WHAT ARE THE MOST IMPORTANT ASPECTS OF THE LIGHTING TECHNOLOGY USED IN THIS PROJECT?
MS — “Over the last 20 years, lighting technology has evolved a great deal, and now we use LEDs. With respect to the technology of the past, it is a bit like the difference between electronic injection and a carburettor. You could achieve excellent results with a carburettor, but it took a genius who knew how to listen to motors, and how to tune them by hand. For Mite something similar happened. In the first version we inserted a rather long light bulb, positioned at a certain height. To close the trunk, we shaped a circular chrome-finished metal plate, experimenting with ifferent angles, to reflect the direct light upward but also to make the light go down in the body of the lamp, letting it run over the material, with a back-lighting effect.
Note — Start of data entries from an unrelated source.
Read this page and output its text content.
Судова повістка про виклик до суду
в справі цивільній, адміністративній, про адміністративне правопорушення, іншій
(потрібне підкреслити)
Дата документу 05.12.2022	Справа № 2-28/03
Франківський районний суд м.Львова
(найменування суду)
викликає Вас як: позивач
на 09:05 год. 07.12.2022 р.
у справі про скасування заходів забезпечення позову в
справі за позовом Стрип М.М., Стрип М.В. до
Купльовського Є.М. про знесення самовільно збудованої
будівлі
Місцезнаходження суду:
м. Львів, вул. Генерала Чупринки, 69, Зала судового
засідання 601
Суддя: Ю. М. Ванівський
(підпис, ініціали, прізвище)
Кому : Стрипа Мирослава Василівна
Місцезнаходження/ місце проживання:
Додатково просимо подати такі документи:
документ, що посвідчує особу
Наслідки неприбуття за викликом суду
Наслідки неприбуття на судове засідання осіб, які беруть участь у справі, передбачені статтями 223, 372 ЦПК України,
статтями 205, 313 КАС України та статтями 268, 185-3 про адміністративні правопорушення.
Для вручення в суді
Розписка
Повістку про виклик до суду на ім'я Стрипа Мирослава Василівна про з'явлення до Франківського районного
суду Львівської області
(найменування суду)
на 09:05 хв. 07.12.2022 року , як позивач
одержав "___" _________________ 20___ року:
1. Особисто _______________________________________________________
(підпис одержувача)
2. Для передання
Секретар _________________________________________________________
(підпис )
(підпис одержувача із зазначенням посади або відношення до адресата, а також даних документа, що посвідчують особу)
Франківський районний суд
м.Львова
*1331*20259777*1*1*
Obviously that technology created limits of freedom of action, while today with LEDs we can take the luminous effect wherever we want it.”
HOW HAS THE WORK OF DESIGNERS CHANGED DURING THESE FIRST TWO DECADES OF THE NEW MILLENNIUM?
MS — “I am happy with my work today because its seems like a return to the 1970s, when the entrepreneur had an important role and expressed clear intentions made of objectives, a schedule, the right budget, and knowing that he had worked well up to that point, wanted to go further, somewhere he had never gone before. Perhaps it is this very arduous moment of the pandemic, perhaps it is because I am starting to get tired of working with large multinational and oriental corporations, but I think the time has come to get back to direct, personal work with entrepreneurs.”